# Would you like to have sex with me?



## juls22

Hi!
How I can translate this phrase? Thanks!


----------



## FuShi

ecchina koto shitai? x)!

ecchi shitai?

or

yaritai?

Althought "have sex" is quite polite my traslation is more casual. I guess you already know very well this person. right? XD


----------



## juls22

right 
but if you can I need the "original phrase" with japanes kanji!


----------



## FuShi

Hなことしたい？

Hしたい？

やりたい？


----------



## juls22

FuShi said:


> H???????
> 
> H????
> 
> ?????



thank you so much!!


----------



## NonComposMentis

FuShi said:


> Hなことしたい？
> 
> Hしたい？
> 
> やりたい？



This all sounds rather crude to me, but then so does the original English. I would guess you need to establish the price when you use these phrases. Another expression somewhat similar to the rather crude "H suru" is "S ni tsureru". ("H" is short for "hentai" meaning perversion, while "S" means "sex", somewhat less crude.)

In Japanese, as in English, the word "neru" (寝る、ねる） is used as a euphemism for having sex, so you could say 「一緒に寝ない？」。 (Issho ni nenai?)　The "Do you wanna~" invitation in English is quite close to the Japanese "~しない？
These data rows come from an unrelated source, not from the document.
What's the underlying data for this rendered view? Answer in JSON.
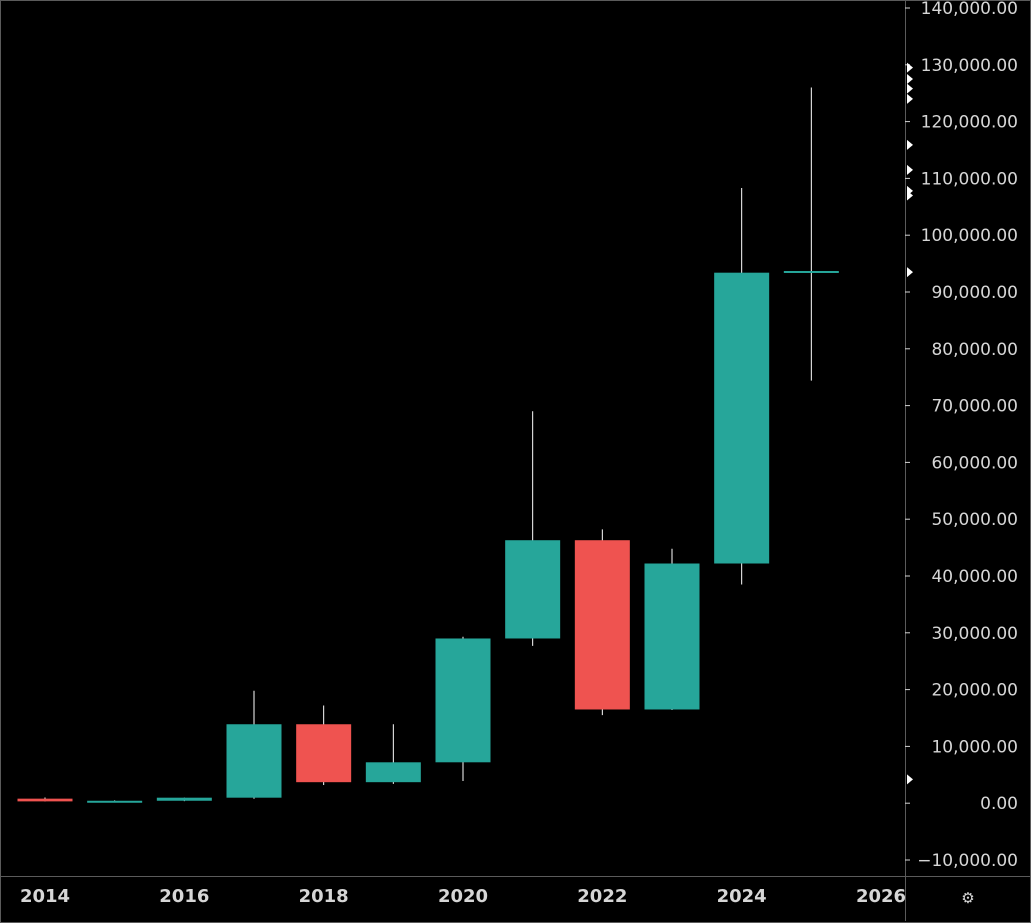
{
  "chart_data": {
    "type": "candlestick",
    "x_tick_labels": [
      "2014",
      "2016",
      "2018",
      "2020",
      "2022",
      "2024",
      "2026"
    ],
    "x_ticks": [
      2014,
      2016,
      2018,
      2020,
      2022,
      2024,
      2026
    ],
    "y_tick_labels": [
      "140,000.00",
      "130,000.00",
      "120,000.00",
      "110,000.00",
      "100,000.00",
      "90,000.00",
      "80,000.00",
      "70,000.00",
      "60,000.00",
      "50,000.00",
      "40,000.00",
      "30,000.00",
      "20,000.00",
      "10,000.00",
      "0.00",
      "−10,000.00"
    ],
    "y_ticks": [
      140000,
      130000,
      120000,
      110000,
      100000,
      90000,
      80000,
      70000,
      60000,
      50000,
      40000,
      30000,
      20000,
      10000,
      0,
      -10000
    ],
    "ylim": [
      -12000,
      142000
    ],
    "xlim": [
      2013.55,
      2026.35
    ],
    "candles": [
      {
        "year": 2014,
        "open": 800,
        "high": 1000,
        "low": 300,
        "close": 320
      },
      {
        "year": 2015,
        "open": 320,
        "high": 500,
        "low": 170,
        "close": 430
      },
      {
        "year": 2016,
        "open": 430,
        "high": 980,
        "low": 360,
        "close": 970
      },
      {
        "year": 2017,
        "open": 970,
        "high": 19800,
        "low": 780,
        "close": 13900
      },
      {
        "year": 2018,
        "open": 13900,
        "high": 17200,
        "low": 3200,
        "close": 3700
      },
      {
        "year": 2019,
        "open": 3700,
        "high": 13900,
        "low": 3400,
        "close": 7200
      },
      {
        "year": 2020,
        "open": 7200,
        "high": 29300,
        "low": 3900,
        "close": 29000
      },
      {
        "year": 2021,
        "open": 29000,
        "high": 69000,
        "low": 27700,
        "close": 46300
      },
      {
        "year": 2022,
        "open": 46300,
        "high": 48200,
        "low": 15500,
        "close": 16500
      },
      {
        "year": 2023,
        "open": 16500,
        "high": 44800,
        "low": 16400,
        "close": 42200
      },
      {
        "year": 2024,
        "open": 42200,
        "high": 108300,
        "low": 38500,
        "close": 93400
      },
      {
        "year": 2025,
        "open": 93400,
        "high": 126000,
        "low": 74400,
        "close": 93700
      }
    ],
    "price_markers": [
      129500,
      127500,
      125800,
      124000,
      115900,
      111500,
      107800,
      107000,
      93500,
      4200
    ],
    "colors": {
      "up": "#26a69a",
      "down": "#ef5350",
      "wick": "#ffffff",
      "text": "#d6d6d6",
      "grid_line": "#5b5b5b",
      "background": "#000000"
    }
  },
  "settings_icon": "gear-icon",
  "settings_glyph": "⚙"
}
" while the more formal "Would you like to~" could be rendered as "~しませんか？"　I.e., here it would be 「一緒に寝ませんか？」 which sounds too formal for people who know each other well enough to ask.
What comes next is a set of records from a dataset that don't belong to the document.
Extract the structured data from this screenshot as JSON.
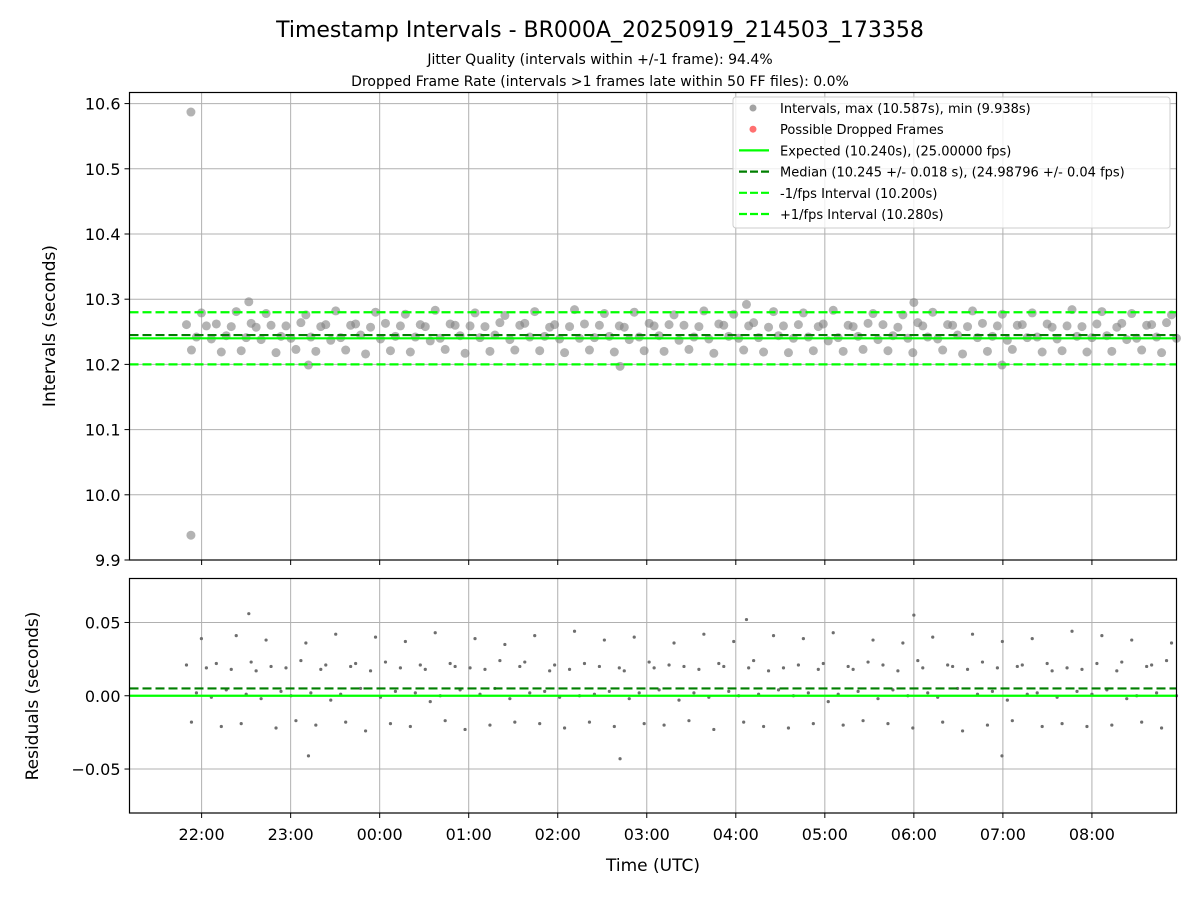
{
  "chart_data": [
    {
      "type": "scatter",
      "title": "Timestamp Intervals - BR000A_20250919_214503_173358",
      "subtitle_1": "Jitter Quality (intervals within +/-1 frame): 94.4%",
      "subtitle_2": "Dropped Frame Rate (intervals >1 frames late within 50 FF files): 0.0%",
      "xlabel": "",
      "ylabel": "Intervals (seconds)",
      "ylim": [
        9.9,
        10.617
      ],
      "xlim_hours": [
        21.19,
        32.95
      ],
      "yticks": [
        "9.9",
        "10.0",
        "10.1",
        "10.2",
        "10.3",
        "10.4",
        "10.5",
        "10.6"
      ],
      "ytick_values": [
        9.9,
        10.0,
        10.1,
        10.2,
        10.3,
        10.4,
        10.5,
        10.6
      ],
      "grid": true,
      "legend_position": "top-right",
      "legend": [
        {
          "label": "Intervals, max (10.587s), min (9.938s)",
          "kind": "dot",
          "color": "#999999"
        },
        {
          "label": "Possible Dropped Frames",
          "kind": "dot",
          "color": "#ff6060"
        },
        {
          "label": "Expected (10.240s), (25.00000 fps)",
          "kind": "solid",
          "color": "#00ff00"
        },
        {
          "label": "Median (10.245 +/- 0.018 s), (24.98796 +/- 0.04 fps)",
          "kind": "dashed",
          "color": "#007f00"
        },
        {
          "label": "-1/fps Interval (10.200s)",
          "kind": "dashed",
          "color": "#00ff00"
        },
        {
          "label": "+1/fps Interval (10.280s)",
          "kind": "dashed",
          "color": "#00ff00"
        }
      ],
      "reference_lines": {
        "expected": 10.24,
        "median": 10.245,
        "minus_1fps": 10.2,
        "plus_1fps": 10.28
      },
      "outliers": [
        {
          "time_hours": 21.88,
          "interval": 10.587
        },
        {
          "time_hours": 21.88,
          "interval": 9.938
        }
      ],
      "dropped_frames": []
    },
    {
      "type": "scatter",
      "xlabel": "Time (UTC)",
      "ylabel": "Residuals (seconds)",
      "ylim": [
        -0.08,
        0.08
      ],
      "yticks": [
        "−0.05",
        "0.00",
        "0.05"
      ],
      "ytick_values": [
        -0.05,
        0.0,
        0.05
      ],
      "xticks": [
        "22:00",
        "23:00",
        "00:00",
        "01:00",
        "02:00",
        "03:00",
        "04:00",
        "05:00",
        "06:00",
        "07:00",
        "08:00"
      ],
      "xtick_hours": [
        22,
        23,
        24,
        25,
        26,
        27,
        28,
        29,
        30,
        31,
        32
      ],
      "grid": true,
      "reference_lines": {
        "expected": 0.0,
        "median": 0.005
      },
      "start_hours": 21.83,
      "end_hours": 32.95,
      "residuals": [
        0.021,
        -0.018,
        0.002,
        0.039,
        0.019,
        -0.001,
        0.022,
        -0.021,
        0.004,
        0.018,
        0.041,
        -0.019,
        0.001,
        0.023,
        0.017,
        -0.002,
        0.038,
        0.02,
        -0.022,
        0.003,
        0.019,
        0.0,
        -0.017,
        0.024,
        0.036,
        0.002,
        -0.02,
        0.018,
        0.021,
        -0.003,
        0.042,
        0.001,
        -0.018,
        0.02,
        0.022,
        0.005,
        -0.024,
        0.017,
        0.04,
        -0.001,
        0.023,
        -0.019,
        0.003,
        0.019,
        0.037,
        -0.021,
        0.002,
        0.021,
        0.018,
        -0.004,
        0.043,
        0.0,
        -0.017,
        0.022,
        0.02,
        0.004,
        -0.023,
        0.019,
        0.039,
        0.001,
        0.018,
        -0.02,
        0.005,
        0.024,
        0.035,
        -0.002,
        -0.018,
        0.02,
        0.023,
        0.002,
        0.041,
        -0.019,
        0.003,
        0.017,
        0.021,
        -0.001,
        -0.022,
        0.018,
        0.044,
        0.0,
        0.022,
        -0.018,
        0.001,
        0.02,
        0.038,
        0.003,
        -0.021,
        0.019,
        0.017,
        -0.002,
        0.04,
        0.002,
        -0.019,
        0.023,
        0.019,
        0.004,
        -0.02,
        0.021,
        0.036,
        -0.003,
        0.02,
        -0.017,
        0.002,
        0.018,
        0.042,
        -0.001,
        -0.023,
        0.022,
        0.02,
        0.003,
        0.037,
        0.0,
        -0.018,
        0.019,
        0.024,
        0.001,
        -0.021,
        0.017,
        0.041,
        0.004,
        0.019,
        -0.022,
        0.0,
        0.021,
        0.039,
        0.002,
        -0.019,
        0.018,
        0.022,
        -0.004,
        0.043,
        0.001,
        -0.02,
        0.02,
        0.018,
        0.003,
        -0.017,
        0.023,
        0.038,
        -0.002,
        0.021,
        -0.019,
        0.004,
        0.017,
        0.036,
        0.0,
        -0.022,
        0.024,
        0.019,
        0.002,
        0.04,
        -0.001,
        -0.018,
        0.021,
        0.02,
        0.005,
        -0.024,
        0.018,
        0.042,
        0.001,
        0.023,
        -0.02,
        0.003,
        0.019,
        0.037,
        -0.003,
        -0.017,
        0.02,
        0.021,
        0.001,
        0.039,
        0.002,
        -0.021,
        0.022,
        0.017,
        -0.001,
        -0.019,
        0.019,
        0.044,
        0.003,
        0.018,
        -0.021,
        0.001,
        0.022,
        0.041,
        0.004,
        -0.02,
        0.017,
        0.023,
        -0.002,
        0.038,
        0.0,
        -0.018,
        0.02,
        0.021,
        0.002,
        -0.022,
        0.024,
        0.036,
        0.0
      ],
      "notable_points": [
        {
          "time_hours": 22.53,
          "residual": 0.056
        },
        {
          "time_hours": 23.2,
          "residual": -0.041
        },
        {
          "time_hours": 26.7,
          "residual": -0.043
        },
        {
          "time_hours": 28.12,
          "residual": 0.052
        },
        {
          "time_hours": 30.0,
          "residual": 0.055
        },
        {
          "time_hours": 30.99,
          "residual": -0.041
        }
      ]
    }
  ]
}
Another euphemism that I've heard is "daku" 「抱く」。I can't find that meaning listed in my dictionary, though. Since I am not a voyeur, I cannot attest to how natives generally say these things in private, but I'm guessing that there is a male/female distinction that shows the male as the aggressor, in this case 「抱いて欲しい」 I would guess would sound more feminine. But, I think you need some input from native speakers to know what is appropriate for what kind of context.

If you have done it before, you could just ask, 「あれする？」。 (Do you wanna do it?)


----------



## Flaminius

NonComposMentis said:


> Another expression somewhat similar to the rather crude "H suru" is "S ni tsureru". ("H" is short for "hentai" meaning perversion, while "S" means "sex", somewhat less crude.)
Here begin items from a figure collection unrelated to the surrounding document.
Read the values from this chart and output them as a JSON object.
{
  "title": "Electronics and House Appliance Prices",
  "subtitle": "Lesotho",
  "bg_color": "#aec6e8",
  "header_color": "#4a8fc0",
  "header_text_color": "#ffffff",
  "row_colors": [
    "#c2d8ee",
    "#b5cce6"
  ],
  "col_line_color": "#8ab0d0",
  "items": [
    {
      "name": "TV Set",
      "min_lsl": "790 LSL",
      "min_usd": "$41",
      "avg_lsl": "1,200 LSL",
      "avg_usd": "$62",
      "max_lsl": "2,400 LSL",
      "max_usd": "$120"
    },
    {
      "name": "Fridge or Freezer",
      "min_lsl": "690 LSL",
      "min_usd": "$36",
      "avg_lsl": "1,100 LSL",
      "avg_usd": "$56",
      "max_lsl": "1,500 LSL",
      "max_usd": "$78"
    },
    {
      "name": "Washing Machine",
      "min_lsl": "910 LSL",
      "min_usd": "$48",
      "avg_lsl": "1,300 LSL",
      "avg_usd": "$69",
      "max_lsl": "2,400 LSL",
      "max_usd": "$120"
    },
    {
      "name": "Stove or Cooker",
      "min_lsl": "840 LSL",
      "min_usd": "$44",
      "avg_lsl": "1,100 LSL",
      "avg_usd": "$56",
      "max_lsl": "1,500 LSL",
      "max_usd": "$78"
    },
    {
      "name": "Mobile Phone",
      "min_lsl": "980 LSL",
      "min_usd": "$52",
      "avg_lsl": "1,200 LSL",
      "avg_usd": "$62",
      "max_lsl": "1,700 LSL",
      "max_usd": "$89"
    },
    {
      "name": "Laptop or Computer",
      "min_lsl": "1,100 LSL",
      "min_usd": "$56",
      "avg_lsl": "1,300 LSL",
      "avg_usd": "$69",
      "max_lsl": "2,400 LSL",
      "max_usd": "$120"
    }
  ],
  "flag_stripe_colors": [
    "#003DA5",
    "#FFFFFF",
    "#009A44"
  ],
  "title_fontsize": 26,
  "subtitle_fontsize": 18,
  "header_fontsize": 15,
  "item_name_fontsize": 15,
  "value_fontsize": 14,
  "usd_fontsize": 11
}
It is true that _ecchi_ (H) is originally the first letter of 変態 spelt in Latin alphabet but I don't think the use of エッチ is crude or anything.  The best way to understand it is a comical exaggeration.  As for "S ni tsureru," I have never heard this expression.


----------



## NonComposMentis

Flaminius said:


> It is true that _ecchi_ (H) is originally the first letter of 変態 spelt in Latin alphabet but I don't think the use of エッチ is crude or anything.  The best way to understand it is a comical exaggeration.  As for "S ni tsureru," I have never heard this expression.



I heard some high school kids using it some time back. Dunno if it was just a local thing or what.


----------



## Flaminius

I am just curious what was the exact form that you heard.


----------



## NonComposMentis

Flaminius said:


> I am just curious what was the exact form that you heard.



Memory is a fickle beast. We like to pretend that it is a recording of what has happened, but it is more of a cartoon-like interpretation. I know what I think I remember, and I can tell you the circumstances. I was talking with some high school girls who were telling me about a male exchange student who was visiting their high school. One of them told me ｢彼は、（Aちゃん）をSに連れた。」 I didn't understand what they meant. They kept saying "S" as if I should understand that. I didn't. Then one of them spelled out S-E-X.

If you are unaware of the expression, there are several possibilities that I can think of to explain it. 1. They were talking with a foreigner and trying to use an expression they thought I might understand. 2. They were using a local expression fashionable for that place and time. 3. I may have either misunderstood or misremembered what they were saying. I have had excellent non-native speakers of English swear to me that they had heard a native speaker say something which I don't think would have been possible, and I know the mind is never recording, but always interpreting, so such mistakes are always a possibility.


----------